Incendie de Lubrizol : Une enquête de santé à venir

La population des 215 communes qui se sont trouvées exposées à la fumée de l’incendie de l’usine verra une enquête de santé être menée auprès d’elle. Elle est prévue pour Mars 2020, mais exclut pour le moment des prélèvements sanguins, une décision que Les Verts déplorent et estiment comme étant scandaleuse.

Le but de l’enquête

Selon la directrice des régions de l’agence Santé Public France, Anne Laporte, l’objectif de cette enquête de santé sera "de mesurer les nuisances" vécues par ceux qui ont été exposés. "Les symptômes ressentis, l’impact sur la qualité de vie,les relations sociales, familiales et professionnelles, les conséquences psychosociales et la santé perçue", tout sera passé au crible.
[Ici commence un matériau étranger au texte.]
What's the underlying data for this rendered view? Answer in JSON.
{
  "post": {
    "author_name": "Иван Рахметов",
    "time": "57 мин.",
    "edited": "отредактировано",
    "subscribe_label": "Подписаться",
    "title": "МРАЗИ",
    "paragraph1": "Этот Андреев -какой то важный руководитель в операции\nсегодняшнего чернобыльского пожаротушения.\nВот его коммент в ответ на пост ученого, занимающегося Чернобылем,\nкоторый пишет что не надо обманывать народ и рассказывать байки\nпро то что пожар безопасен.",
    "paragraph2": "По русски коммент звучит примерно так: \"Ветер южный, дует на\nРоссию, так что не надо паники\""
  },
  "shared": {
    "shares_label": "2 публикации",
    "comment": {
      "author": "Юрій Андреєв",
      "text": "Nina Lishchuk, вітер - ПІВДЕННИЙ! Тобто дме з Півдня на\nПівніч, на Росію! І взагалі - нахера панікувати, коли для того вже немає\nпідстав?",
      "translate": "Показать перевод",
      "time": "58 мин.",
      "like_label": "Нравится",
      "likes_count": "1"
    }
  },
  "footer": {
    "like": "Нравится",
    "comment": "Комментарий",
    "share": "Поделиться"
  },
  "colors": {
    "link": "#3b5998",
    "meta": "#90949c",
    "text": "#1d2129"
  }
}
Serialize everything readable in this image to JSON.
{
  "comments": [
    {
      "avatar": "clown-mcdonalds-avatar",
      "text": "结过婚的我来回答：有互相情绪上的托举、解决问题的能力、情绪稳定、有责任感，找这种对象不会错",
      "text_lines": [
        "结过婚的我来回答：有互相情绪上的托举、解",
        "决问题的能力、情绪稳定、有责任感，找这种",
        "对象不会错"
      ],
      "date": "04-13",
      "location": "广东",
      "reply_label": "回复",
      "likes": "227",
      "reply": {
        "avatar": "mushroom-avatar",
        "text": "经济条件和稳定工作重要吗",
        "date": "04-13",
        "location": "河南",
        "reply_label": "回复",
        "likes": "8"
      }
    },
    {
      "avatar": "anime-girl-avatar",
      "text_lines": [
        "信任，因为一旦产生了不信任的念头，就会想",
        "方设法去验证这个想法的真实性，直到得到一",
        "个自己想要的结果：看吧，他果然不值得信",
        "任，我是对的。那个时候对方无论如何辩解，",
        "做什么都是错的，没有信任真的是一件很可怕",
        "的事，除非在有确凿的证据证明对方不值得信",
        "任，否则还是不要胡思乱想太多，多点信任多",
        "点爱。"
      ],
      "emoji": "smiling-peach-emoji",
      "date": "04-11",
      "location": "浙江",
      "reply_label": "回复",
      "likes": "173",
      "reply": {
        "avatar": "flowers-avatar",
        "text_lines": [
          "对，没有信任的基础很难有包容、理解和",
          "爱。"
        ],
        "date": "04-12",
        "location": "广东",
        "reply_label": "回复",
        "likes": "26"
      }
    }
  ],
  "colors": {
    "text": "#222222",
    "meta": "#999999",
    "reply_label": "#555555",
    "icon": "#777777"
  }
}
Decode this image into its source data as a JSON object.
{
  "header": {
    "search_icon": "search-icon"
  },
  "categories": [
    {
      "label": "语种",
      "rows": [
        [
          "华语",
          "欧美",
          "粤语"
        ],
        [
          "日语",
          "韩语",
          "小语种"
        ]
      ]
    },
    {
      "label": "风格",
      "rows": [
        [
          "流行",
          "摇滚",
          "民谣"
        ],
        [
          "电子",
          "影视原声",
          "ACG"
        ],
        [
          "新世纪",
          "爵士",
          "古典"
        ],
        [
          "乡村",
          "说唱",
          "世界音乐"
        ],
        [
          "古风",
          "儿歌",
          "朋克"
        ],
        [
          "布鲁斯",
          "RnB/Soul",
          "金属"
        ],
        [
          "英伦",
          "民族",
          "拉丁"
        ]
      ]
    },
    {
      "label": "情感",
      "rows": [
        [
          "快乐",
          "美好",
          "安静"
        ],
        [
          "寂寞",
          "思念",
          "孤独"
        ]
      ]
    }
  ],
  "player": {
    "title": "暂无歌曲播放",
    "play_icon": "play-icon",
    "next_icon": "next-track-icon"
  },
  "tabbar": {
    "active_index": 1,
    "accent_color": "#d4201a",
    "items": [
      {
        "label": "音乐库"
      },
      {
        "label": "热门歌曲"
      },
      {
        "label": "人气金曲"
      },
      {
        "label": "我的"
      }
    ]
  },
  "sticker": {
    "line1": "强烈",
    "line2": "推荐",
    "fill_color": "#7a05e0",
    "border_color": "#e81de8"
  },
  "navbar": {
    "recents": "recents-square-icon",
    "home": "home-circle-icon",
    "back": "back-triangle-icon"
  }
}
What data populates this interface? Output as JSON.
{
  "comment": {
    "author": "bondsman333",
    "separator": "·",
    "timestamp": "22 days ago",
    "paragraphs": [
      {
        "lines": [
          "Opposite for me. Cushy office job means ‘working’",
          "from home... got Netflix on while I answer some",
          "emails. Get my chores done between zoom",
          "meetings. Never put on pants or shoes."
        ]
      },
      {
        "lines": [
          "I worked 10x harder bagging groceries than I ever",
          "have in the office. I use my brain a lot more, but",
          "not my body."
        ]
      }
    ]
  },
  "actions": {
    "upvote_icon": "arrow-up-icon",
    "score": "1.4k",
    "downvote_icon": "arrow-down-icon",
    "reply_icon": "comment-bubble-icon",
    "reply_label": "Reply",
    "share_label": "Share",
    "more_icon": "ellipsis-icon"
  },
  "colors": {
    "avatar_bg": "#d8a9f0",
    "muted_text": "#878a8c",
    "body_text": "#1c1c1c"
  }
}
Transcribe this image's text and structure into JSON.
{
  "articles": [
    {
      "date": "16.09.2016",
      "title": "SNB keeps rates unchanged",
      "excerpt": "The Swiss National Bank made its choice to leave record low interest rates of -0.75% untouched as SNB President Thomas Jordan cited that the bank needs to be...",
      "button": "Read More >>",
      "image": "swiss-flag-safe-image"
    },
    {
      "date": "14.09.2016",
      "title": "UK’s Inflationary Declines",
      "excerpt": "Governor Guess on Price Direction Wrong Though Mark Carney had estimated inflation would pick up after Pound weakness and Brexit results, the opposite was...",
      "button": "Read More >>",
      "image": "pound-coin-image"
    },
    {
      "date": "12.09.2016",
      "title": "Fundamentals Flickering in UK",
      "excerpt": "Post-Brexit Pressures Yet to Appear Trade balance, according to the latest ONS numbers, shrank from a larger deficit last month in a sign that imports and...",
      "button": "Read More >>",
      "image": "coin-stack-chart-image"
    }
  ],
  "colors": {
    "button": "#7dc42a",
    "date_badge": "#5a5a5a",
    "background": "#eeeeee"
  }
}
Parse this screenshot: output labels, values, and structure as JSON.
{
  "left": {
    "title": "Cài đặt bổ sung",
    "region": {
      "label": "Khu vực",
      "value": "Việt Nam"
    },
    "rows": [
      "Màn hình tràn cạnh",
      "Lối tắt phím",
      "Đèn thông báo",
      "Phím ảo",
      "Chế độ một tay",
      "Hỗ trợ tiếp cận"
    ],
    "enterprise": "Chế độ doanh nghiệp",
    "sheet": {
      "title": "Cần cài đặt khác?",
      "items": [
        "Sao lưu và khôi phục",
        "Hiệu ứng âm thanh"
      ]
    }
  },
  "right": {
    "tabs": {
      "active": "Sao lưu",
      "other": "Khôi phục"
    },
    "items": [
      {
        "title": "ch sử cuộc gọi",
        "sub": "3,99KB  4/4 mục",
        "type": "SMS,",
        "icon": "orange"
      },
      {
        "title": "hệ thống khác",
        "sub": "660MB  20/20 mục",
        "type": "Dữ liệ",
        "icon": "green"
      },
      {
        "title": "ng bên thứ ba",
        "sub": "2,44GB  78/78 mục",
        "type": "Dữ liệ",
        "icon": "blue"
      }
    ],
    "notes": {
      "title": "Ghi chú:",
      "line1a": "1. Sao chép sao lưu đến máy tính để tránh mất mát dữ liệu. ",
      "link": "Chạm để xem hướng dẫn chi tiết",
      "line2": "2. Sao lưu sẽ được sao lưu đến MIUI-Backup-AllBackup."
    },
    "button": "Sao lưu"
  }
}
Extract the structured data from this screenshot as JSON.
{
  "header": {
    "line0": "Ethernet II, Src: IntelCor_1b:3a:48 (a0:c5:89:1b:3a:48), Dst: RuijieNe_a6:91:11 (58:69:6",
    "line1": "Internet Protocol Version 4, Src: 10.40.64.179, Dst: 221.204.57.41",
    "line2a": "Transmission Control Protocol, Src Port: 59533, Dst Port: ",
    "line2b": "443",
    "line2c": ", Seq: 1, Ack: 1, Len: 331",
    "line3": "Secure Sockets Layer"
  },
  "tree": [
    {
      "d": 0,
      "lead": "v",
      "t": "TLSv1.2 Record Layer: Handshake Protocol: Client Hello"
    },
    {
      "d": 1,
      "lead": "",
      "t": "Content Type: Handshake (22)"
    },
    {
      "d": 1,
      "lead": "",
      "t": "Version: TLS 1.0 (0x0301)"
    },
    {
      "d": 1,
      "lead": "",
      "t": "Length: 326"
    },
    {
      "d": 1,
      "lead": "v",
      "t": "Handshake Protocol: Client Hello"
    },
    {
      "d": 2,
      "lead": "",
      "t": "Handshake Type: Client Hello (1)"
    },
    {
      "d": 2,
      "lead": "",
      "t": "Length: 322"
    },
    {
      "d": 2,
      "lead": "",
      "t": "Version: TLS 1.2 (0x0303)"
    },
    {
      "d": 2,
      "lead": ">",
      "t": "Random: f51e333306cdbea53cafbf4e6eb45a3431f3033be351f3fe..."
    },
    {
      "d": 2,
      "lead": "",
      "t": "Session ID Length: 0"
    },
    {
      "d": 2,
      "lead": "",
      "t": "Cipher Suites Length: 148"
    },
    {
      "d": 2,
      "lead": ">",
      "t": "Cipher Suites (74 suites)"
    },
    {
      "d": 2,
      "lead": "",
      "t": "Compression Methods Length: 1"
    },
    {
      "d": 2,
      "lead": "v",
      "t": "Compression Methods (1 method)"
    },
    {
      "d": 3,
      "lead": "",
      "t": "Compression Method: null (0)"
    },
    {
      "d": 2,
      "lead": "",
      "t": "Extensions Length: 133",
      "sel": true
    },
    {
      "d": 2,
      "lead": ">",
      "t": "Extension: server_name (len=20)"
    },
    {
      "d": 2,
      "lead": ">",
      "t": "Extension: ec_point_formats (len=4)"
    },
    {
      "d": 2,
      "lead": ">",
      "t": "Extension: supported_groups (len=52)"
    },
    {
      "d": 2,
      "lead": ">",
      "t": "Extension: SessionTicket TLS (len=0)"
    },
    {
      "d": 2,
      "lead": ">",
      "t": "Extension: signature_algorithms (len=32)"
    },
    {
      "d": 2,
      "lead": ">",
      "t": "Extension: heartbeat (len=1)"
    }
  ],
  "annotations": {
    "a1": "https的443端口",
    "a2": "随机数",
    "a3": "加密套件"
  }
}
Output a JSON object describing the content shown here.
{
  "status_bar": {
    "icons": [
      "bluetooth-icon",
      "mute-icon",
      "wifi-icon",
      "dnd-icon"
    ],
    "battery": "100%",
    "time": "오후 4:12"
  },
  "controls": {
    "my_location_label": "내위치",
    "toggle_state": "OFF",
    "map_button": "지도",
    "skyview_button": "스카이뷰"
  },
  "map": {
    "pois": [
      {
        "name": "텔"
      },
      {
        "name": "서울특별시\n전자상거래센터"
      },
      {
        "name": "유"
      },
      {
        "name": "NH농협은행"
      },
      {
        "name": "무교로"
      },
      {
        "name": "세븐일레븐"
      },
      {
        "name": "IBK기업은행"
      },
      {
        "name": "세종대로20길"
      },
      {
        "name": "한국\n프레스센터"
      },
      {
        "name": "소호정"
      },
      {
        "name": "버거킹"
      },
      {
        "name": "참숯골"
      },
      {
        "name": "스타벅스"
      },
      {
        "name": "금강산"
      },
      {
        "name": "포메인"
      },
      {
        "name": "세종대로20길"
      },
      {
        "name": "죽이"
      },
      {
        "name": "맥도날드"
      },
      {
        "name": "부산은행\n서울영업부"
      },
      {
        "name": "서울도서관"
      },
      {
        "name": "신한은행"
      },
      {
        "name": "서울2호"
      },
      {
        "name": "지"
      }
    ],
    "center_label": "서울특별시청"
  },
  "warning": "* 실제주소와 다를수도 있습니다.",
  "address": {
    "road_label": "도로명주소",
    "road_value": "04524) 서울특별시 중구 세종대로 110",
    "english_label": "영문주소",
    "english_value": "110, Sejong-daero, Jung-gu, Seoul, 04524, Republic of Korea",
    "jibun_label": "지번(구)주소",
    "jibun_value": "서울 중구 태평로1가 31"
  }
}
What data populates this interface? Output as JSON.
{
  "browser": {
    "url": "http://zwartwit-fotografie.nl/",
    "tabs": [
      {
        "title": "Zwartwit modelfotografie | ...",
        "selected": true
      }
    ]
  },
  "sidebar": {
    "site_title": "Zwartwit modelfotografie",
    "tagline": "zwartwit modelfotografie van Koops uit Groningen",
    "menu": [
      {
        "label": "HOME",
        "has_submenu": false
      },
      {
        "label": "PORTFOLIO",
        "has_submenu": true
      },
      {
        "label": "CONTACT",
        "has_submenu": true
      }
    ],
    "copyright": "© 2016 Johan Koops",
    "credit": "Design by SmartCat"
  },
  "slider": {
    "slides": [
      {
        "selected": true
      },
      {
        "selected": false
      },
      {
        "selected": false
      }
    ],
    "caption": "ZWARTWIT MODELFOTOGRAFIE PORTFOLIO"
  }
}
Les populations qui se sont retrouvées sous le panache de 22km de fumée avec l’incendie seront concernées par l’enquête conjointement financée par Lubrizol et Normandie Logistique.

La détection des polluants

Une enquête biologique reste une possibilité, mais aucun calendrier n’a été fourni encore, puisque sa nécessité (ou non) dépendra des résultats des expertises sur l’environnement.

Anne Laporte souligne toutefois que si cette enquête s’avérait nécessaire, il ne s’agira en aucune façon d’une enquête sur la population générale. Seules des études éventuelles sur un échantillonnage prédéterminé par les zones concernées seront effectuées à l’aide de prélèvements d’urine ou de sang.

Pour le moment, l’enquête vise à détecter une présence éventuelle de polluants à "faible et très faible" dose a avancé Patrick Berg, directeur régional de l’environnement. Il ajoute que 150 prélèvements ont déjà été effectués, avec des résultats satisfaisants, sans donner de précision quant à la durée de l’enquête. De leur côté, l’ARS et Anne Laporte ont déclaré que le tout devrait être bouclé dans les prochains mois.

Des odeurs et autres symptômes "persistants"

David Cormand, élu de la ville de Rouen et député EELV, estime que les études en cours sont insuffisantes. "C’est scandaleux" avance-t-il, jugeant que "le temps perdu avant de lancer éventuellement une enquête sérieuse aura pour effet qu’on ne saura pas à quoi ont été exposées les populations".

De son côté, le maire PS de la commune Petit-Quevilly qui jouxte l’usine Lubrizol, avance que si elles se font plus rares et sont plus atténuées, des odeurs persistent. Un arrêté a été pris pour faire cesser ces derniers à la fin du mois. Charlotte Goujon parle également de symptômes "persistants", encore présents chez les habitants, notamment les nausées, la gorge qui gratte ou encore la langue qui pique.